ヤム・チャイナはKFCの次世代店舗を杭州に出店

アリババ、テンセントの狙いは

アリババはなぜリアル進出を急速に推し進められるのか。各店舗が決済方法を、アリババグループが展開するモバイル決済サービス「Alipay」に絞っていることが一因だ。決済のプラットフォームをがっちりと抑えている。

中国都市部の1000人を対象に実施された調査では、モバイル決済サービスの普及率は98.3%に上る(人民網日本語版、「中国都市部はキャッシュレス社会へ」2016 年 5 月 25 日)。モバイル決済市場においてはAlipayと、テンセントグループのWeChat Payの2強がシェアの大半を占める。いずれもスマホの専用アプリを使って、店頭などに掲示されたQRコードを読み込むだけで決済が完了する。
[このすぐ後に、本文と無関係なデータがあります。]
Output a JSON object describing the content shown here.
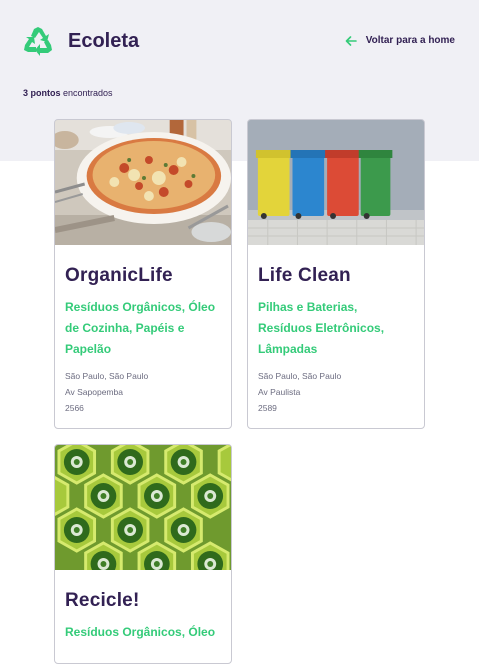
{
  "header": {
    "logo_text": "Ecoleta",
    "back_label": "Voltar para a home"
  },
  "results": {
    "count_bold": "3 pontos",
    "count_rest": " encontrados"
  },
  "colors": {
    "primary": "#34cb79",
    "title": "#322153",
    "band": "#f0f0f5"
  },
  "cards": [
    {
      "name": "OrganicLife",
      "items": "Resíduos Orgânicos, Óleo de Cozinha, Papéis e Papelão",
      "city": "São Paulo, São Paulo",
      "street": "Av Sapopemba",
      "number": "2566",
      "image": "pizza-photo"
    },
    {
      "name": "Life Clean",
      "items": "Pilhas e Baterias, Resíduos Eletrônicos, Lâmpadas",
      "city": "São Paulo, São Paulo",
      "street": "Av Paulista",
      "number": "2589",
      "image": "recycling-bins-photo"
    },
    {
      "name": "Recicle!",
      "items": "Resíduos Orgânicos, Óleo",
      "image": "glass-bottles-photo"
    }
  ]
}
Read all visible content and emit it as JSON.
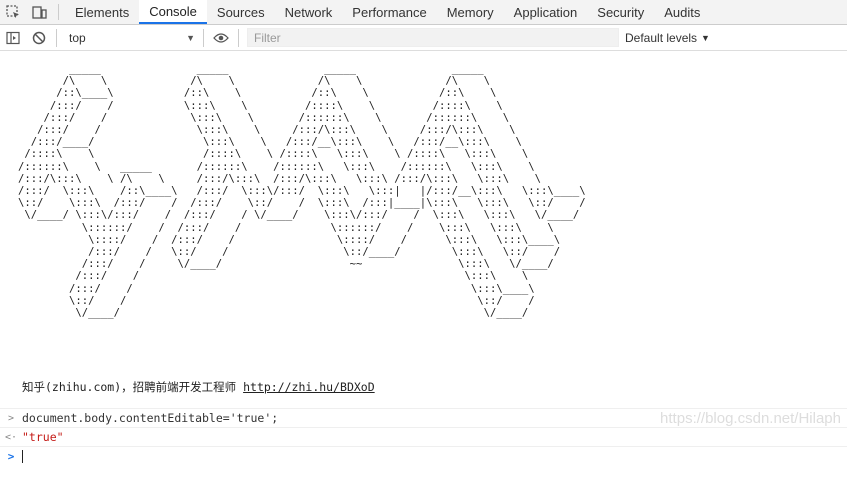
{
  "tabbar": {
    "icons": [
      "inspect-icon",
      "device-icon"
    ],
    "tabs": [
      {
        "label": "Elements"
      },
      {
        "label": "Console"
      },
      {
        "label": "Sources"
      },
      {
        "label": "Network"
      },
      {
        "label": "Performance"
      },
      {
        "label": "Memory"
      },
      {
        "label": "Application"
      },
      {
        "label": "Security"
      },
      {
        "label": "Audits"
      }
    ],
    "active_tab": "Console"
  },
  "toolbar": {
    "context": "top",
    "filter_placeholder": "Filter",
    "levels_label": "Default levels"
  },
  "console": {
    "ascii_art": "        _____               _____               _____               _____\n       /\\    \\             /\\    \\             /\\    \\             /\\    \\\n      /::\\____\\           /::\\    \\           /::\\    \\           /::\\    \\\n     /:::/    /           \\:::\\    \\         /::::\\    \\         /::::\\    \\\n    /:::/    /             \\:::\\    \\       /::::::\\    \\       /::::::\\    \\\n   /:::/    /               \\:::\\    \\     /:::/\\:::\\    \\     /:::/\\:::\\    \\\n  /:::/____/                 \\:::\\    \\   /:::/__\\:::\\    \\   /:::/__\\:::\\    \\\n /::::\\    \\                 /::::\\    \\ /::::\\   \\:::\\    \\ /::::\\   \\:::\\    \\\n/::::::\\    \\   _____       /::::::\\    /::::::\\   \\:::\\    /::::::\\   \\:::\\    \\\n/:::/\\:::\\    \\ /\\    \\     /:::/\\:::\\  /:::/\\:::\\   \\:::\\ /:::/\\:::\\   \\:::\\    \\\n/:::/  \\:::\\    /::\\____\\   /:::/  \\:::\\/:::/  \\:::\\   \\:::|   |/:::/__\\:::\\   \\:::\\____\\\n\\::/    \\:::\\  /:::/    /  /:::/    \\::/    /  \\:::\\  /:::|____|\\:::\\   \\:::\\   \\::/    /\n \\/____/ \\:::\\/:::/    /  /:::/    / \\/____/    \\:::\\/:::/    /  \\:::\\   \\:::\\   \\/____/\n          \\::::::/    /  /:::/    /              \\::::::/    /    \\:::\\   \\:::\\    \\\n           \\::::/    /  /:::/    /                \\::::/    /      \\:::\\   \\:::\\____\\\n           /:::/    /   \\::/    /                  \\::/____/        \\:::\\   \\::/    /\n          /:::/    /     \\/____/                    ~~               \\:::\\   \\/____/\n         /:::/    /                                                   \\:::\\    \\\n        /:::/    /                                                     \\:::\\____\\\n        \\::/    /                                                       \\::/    /\n         \\/____/                                                         \\/____/",
    "message_text": "知乎(zhihu.com)，招聘前端开发工程师 ",
    "message_link": "http://zhi.hu/BDXoD",
    "command": "document.body.contentEditable='true';",
    "result": "\"true\"",
    "prompt_value": ""
  },
  "watermark": "https://blog.csdn.net/Hilaph",
  "colors": {
    "accent": "#1a73e8",
    "string": "#c41a16"
  }
}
その普及率ゆえに、あらゆる実店舗が対応している。大手飲食店や小売り業のみならず、屋台の露店、果ては寺院のさい銭箱までもがこの2大決済サービスのQRコードを掲示して、支払いを促す。両サービスとも利便性が高く、「青のAlipay」「緑のWeChat Pay」と呼ばれるブランドカラーの違い程度で、シェアも拮抗している。こうしたモバイルを活用した決済プラットフォームを持つからこそ、その使い先となるリアルの売り場を拡大することの意味は大きい。

あらゆる店舗で広がる、二大決済

中国小売業に対する買収の動き、ここにきてアリババを追うようにテンセントも一気に攻勢を強めてきている。テンセントは2018年1月、スーパー大手のカルフール中国と資本提携し、小売り大手の歩歩高(Better Life Group)、アパレル大手の海澜之家(Heilan Home)、不動産の万達集団にも出資することを矢継ぎ早に発表している。業種の垣根を超え、まさにアリババ、テンセントのネット2大企業で「リアルを買い漁っている」状態だ。

その背景には、オンライン購買者の伸びが鈍化していることが挙げられる。中国政府の発表では2017年にオンラインで買い物を経験した人は5億3300万人で伸び率は約14%だった。これは前年と比べ大きく低下している。オンラインユーザー自体の成長率も、ここ2年では鈍化してきた。

両社にとってはリアルな市場に打って出て、店舗の在り方やビジネスを再定義し、事業を効率化して既存の小売り企業と競うほうが、売り上げを伸ばせる余地が大きいという期待がある。米国におけるアマゾンも同様の展望があると見てよいだろう。この流れはまだまだ黎明期と言え、ますます加速するネットとリアルの融合の未来に目が離せそうにない。